Pay-for-performance systems and public reporting of performance data are becoming increasingly prevalent in our health care system3
. Although mostly overlooked in discussions of this topic, identifying the appropriate patient population for performance assessment is crucial to the design and implementation of these systems because using various methods of identifying patient populations might lead to large differences in observed performance that are, in fact, spurious. In this study, we present data that demonstrate the potential impact of different sample design decisions on health center assessments of cancer screening rates when the populations vary across centers. This approach has potentially broad implications because variation of the type we observed in our health centers and simulated in our analyses are broadly applicable within primary care.
We find several notable results. First, regardless of sample design, we find large numbers of individuals eligible for each of the screening tests we examined at all of the health centers. Second, we show wide variation in the proportion of health center patients that would be included in the denominator population, with almost three-fold variation in the proportion of health center patients that would be eligible for the denominator using the most divergent sampling criteria. This implies that fairly subtle differences in selection criteria may lead to very different assessment groups in some settings. Finally, using simulation techniques, we also show that variations in patient populations reflecting different levels of continuity of care across health centers could lead to the observation of large differences in health center performance even when actual performance rates are identical for the populations of interest, as in the scenario we designed.

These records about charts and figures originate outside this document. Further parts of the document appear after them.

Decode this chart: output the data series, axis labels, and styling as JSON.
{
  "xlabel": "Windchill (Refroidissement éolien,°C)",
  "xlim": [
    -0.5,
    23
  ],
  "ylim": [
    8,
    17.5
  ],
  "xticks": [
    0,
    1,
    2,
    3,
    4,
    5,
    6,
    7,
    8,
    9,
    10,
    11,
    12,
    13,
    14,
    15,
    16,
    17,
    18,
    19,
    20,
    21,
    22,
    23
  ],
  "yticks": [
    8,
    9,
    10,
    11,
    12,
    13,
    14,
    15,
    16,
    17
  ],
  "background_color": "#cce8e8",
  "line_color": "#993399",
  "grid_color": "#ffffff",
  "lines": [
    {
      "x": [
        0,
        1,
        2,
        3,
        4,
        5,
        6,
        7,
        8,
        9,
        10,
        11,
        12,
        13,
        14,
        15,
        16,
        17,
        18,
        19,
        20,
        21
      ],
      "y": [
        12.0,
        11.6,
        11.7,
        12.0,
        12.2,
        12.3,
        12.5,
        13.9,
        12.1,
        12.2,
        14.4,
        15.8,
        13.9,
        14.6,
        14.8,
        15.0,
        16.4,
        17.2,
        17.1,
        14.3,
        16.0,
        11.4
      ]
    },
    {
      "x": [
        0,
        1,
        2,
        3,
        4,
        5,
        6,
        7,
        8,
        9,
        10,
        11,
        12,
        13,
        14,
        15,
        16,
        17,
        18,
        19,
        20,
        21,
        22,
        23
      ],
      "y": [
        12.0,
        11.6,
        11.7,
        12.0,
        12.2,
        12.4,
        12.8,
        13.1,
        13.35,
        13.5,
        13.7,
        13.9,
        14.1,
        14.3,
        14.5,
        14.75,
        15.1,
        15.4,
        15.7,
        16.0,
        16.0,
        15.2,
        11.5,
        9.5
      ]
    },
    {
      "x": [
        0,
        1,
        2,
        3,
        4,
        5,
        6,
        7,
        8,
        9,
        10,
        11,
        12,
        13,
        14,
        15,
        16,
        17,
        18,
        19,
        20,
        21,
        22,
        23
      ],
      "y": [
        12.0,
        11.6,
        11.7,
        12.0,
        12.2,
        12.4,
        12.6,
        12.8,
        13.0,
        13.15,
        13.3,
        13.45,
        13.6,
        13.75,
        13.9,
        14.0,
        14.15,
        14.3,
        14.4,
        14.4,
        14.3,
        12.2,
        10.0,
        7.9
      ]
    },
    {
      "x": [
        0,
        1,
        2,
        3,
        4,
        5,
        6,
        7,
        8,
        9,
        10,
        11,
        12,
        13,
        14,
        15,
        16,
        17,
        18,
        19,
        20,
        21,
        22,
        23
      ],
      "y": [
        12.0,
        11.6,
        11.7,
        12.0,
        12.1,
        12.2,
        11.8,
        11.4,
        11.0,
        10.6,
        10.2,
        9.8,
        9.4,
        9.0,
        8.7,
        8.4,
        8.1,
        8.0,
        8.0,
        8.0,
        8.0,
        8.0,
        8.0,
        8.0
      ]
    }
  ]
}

The sample design chosen for performance assessment should vary according to the purposes of the assessment4
. For assessment systems that are going to be used for external purposes, including public release of performance information or pay-for-performance, assessment systems should strive to minimize differences across physicians (or health centers in this case) that arise due to differences in the patient populations served, as opposed to underlying performance. Alternatively, if assessment is being used primarily to track performance or for internal quality improvement efforts, one might desire a more inclusive definition that would afford centers the possibility of identifying populations of patients that might benefit from more intensive outreach or other efforts.
Our study also highlights the importance of choosing the appropriate denominator population in order to restore confidence in the validity of performance assessments. Physicians may lose faith in performance assessments if the patient selection criteria do not match their own perceptions of the patients for whom they are responsible. The present results, by showing that different sample designs could lead to different assessments, suggest that denominator populations should be chosen carefully based on the target audience of the assessment results. For example, if a goal is to change physician behavior, we may need to choose a sample of patients who match physicians’ own definition of patients to whom they are responsible.
Our study is subject to several important limitations. First, our empirical data collection was limited to administrative data from 15 sites at 9 health centers located in a single region of the country. However, the purpose of these data is to illustrate the potential variation across health centers and, even with this small sample size, we saw important variation in the proportions of patients that would qualify under various sample design scenarios. A bigger limitation is the lack of empirical data on real differences that might be observed among these populations. Although the overall estimated rates we used were consistent with prior data, we were not able to sample sufficient numbers of patients from each of the mutually exclusive groups to enable precise estimates of this portion of variation. Nonetheless, we believe that our simulated results represent a reasonable range of results that might be observed under these sample designs.
In summary, we find that performance assessments of community health centers are likely to be sensitive to the sample designs used to define the patient populations for whom they are responsible. The potential differences we observe are clinically important and could have important ramifications for CHCs if connected to funding or public reporting. Moreover, our results also have implications for public reporting and pay-for-performance programs that face similar methodological challenges. Our results suggest that assessment systems must carefully consider the definitions used to identify accountable populations and how such populations might differ across health care settings.